In 1915 he founded again with Ahmet Ağaoğlu and Ali Hüseynzade the Turco-Tatar Committee (TTC) in Istanbul which had the aim to defend the rights of the Turco-Tatar Muslims in Russia. In June 1916 the TTC sent a delegation to the Conference of Nationalities, but it could not present a united resolution. Every delegate had to represent his nation. Akçura therefore spoke for the Tatars and demanded the same civil, political and religious rights as the Russian Orthodox and the right to teach in their native tongue. In July 1916 he visited Zurich and made contact with Vladimir Lenin. He wanted to know what fate awaited the Turkic peoples from the leader of the revolutionaries. In summer 1917, he was given the task to negotiate the liberation of the Ottoman prisoners in Russia by the Ottoman Red Crescent. He therefore first travelled to Denmark, Sweden and stayed about one year in Russia.

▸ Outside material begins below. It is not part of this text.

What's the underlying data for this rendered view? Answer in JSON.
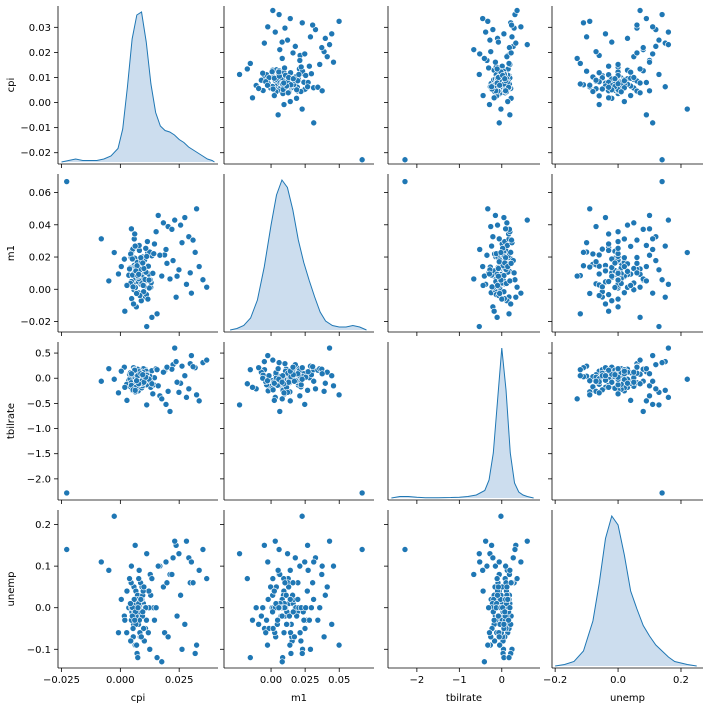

After having accomplished his mission for the Ottoman Red Crescent, he returned to Turkey and joined the newly founded party Milli Türk Fırkası in October 1919. Differing from the regime somewhat, he defined the Turkish identity in purely ethnic terms and came to look outside the borders of the country for a kinship with other Turkic peoples. He also called for creation of a national economy and a move away from Islamic values (an area in which he clashed with Ziya Gökalp, as Akçura wanted a secular Turkey, fearing that Pan-Islamism would hinder nationalist development), meaning that he was largely sympathetic to Kemal Atatürk. In 1923 he was elected MP for Istanbul, which he stayed until 1934, when he was elected MP for Kars. In 1932 he became president of the Turkish Historical Society.

He died in Istanbul in 1935. He was laid to rest at the Edirnekapı Martyr's Cemetery in Istanbul.